Money markets expect the Canadian central bank to begin hiking interest rates at its next policy announcement on March 2 and to raise borrowing costs a total of six times this year.
Bank of Canada Governor Tiff Macklem is due to speak on Wednesday on the evolution of Canadian business, which could offer further clues on the interest rate outlook.
Net long positions in the commodity-linked Canadian dollar had increased to 18,264 contracts as of Feb. 1 from 12,317 in the prior week, data from the U.S. Commodity Futures Trading Commission showed on Friday.
The currency was up 0.4% on Monday at 1.2717 to the greenback, or 78.63 U.S. cents, after trading in a range of 1.2703 to 1.2762. On Friday, it touched its weakest intraday level since Jan. 28 at 1.2787.
Global stocks edged higher after unexpectedly strong U.S. jobs data soothed concerns about the global economy.
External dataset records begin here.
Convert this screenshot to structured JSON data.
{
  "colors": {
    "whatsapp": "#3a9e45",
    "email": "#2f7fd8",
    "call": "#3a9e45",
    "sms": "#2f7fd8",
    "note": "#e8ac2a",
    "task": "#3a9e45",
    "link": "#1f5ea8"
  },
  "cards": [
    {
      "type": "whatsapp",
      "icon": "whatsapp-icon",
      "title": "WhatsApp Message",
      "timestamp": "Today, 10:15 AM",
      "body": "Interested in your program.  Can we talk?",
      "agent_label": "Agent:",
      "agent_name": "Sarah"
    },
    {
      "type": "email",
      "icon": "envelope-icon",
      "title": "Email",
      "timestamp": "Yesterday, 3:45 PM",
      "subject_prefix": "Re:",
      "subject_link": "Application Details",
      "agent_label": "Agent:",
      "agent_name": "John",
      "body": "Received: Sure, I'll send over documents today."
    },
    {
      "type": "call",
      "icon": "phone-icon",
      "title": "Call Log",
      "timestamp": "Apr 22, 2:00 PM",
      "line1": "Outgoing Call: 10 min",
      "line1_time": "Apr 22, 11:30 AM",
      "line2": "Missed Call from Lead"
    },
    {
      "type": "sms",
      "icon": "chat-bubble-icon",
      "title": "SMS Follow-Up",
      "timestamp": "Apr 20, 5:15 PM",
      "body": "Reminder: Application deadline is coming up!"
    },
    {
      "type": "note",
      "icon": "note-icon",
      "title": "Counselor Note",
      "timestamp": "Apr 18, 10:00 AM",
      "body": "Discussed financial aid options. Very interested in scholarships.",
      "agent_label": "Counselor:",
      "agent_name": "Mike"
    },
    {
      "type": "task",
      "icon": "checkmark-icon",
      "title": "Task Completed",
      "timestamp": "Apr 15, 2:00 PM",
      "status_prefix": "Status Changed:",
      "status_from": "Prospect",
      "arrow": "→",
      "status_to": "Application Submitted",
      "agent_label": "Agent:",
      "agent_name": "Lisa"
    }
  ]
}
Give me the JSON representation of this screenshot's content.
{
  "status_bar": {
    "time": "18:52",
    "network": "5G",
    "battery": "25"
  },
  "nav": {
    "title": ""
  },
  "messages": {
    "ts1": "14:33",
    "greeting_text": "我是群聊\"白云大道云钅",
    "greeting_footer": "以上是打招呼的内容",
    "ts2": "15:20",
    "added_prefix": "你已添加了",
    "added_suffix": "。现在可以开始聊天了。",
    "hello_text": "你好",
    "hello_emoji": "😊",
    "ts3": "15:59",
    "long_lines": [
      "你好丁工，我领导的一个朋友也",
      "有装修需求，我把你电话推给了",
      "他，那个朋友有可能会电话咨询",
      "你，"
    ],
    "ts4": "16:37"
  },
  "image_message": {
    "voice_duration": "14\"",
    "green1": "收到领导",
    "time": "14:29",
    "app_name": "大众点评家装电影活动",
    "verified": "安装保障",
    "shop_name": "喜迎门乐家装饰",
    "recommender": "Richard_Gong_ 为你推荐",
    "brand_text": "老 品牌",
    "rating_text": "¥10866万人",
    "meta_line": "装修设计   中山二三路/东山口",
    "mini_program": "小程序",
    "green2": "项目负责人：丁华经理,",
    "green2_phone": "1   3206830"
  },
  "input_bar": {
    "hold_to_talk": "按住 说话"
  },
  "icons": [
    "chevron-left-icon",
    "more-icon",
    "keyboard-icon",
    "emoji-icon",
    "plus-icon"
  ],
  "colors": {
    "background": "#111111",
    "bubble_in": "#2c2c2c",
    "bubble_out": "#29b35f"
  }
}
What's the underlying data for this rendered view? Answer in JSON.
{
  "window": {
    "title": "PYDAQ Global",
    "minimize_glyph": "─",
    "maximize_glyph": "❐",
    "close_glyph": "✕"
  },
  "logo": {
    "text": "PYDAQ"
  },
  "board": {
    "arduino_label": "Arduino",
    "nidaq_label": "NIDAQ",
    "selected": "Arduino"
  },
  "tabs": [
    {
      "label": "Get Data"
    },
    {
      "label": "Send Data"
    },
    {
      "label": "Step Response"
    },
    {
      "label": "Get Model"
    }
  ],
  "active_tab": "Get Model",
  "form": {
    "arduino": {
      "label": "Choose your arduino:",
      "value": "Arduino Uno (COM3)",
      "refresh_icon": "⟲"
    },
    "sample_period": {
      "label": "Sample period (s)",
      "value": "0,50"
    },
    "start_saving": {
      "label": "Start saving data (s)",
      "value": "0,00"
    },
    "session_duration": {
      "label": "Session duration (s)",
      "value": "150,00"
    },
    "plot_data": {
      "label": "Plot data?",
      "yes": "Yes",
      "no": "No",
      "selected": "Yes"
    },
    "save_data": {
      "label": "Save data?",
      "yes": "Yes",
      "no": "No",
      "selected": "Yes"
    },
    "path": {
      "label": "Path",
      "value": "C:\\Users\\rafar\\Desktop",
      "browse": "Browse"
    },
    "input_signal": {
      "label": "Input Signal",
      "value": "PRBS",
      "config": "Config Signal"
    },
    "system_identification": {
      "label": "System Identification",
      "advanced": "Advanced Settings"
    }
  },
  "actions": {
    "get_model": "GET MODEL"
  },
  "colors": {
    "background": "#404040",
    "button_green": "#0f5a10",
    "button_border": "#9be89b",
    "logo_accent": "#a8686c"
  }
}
The price of oil, one of Canada’s major exports, fell as signs of progress in the U.S.-Iran nuclear talks that could lead to removal of U.S. sanctions on Iranian oil sales offset concerns about the tight supplies.
U.S. crude prices were down 0.6% at $91.79 a barrel.
Canadian government bond yields were mixed across the curve, with the 10-year up less than half a basis point at 1.860%. On Friday, it touched its highest intraday level in more than two weeks at 1.877%.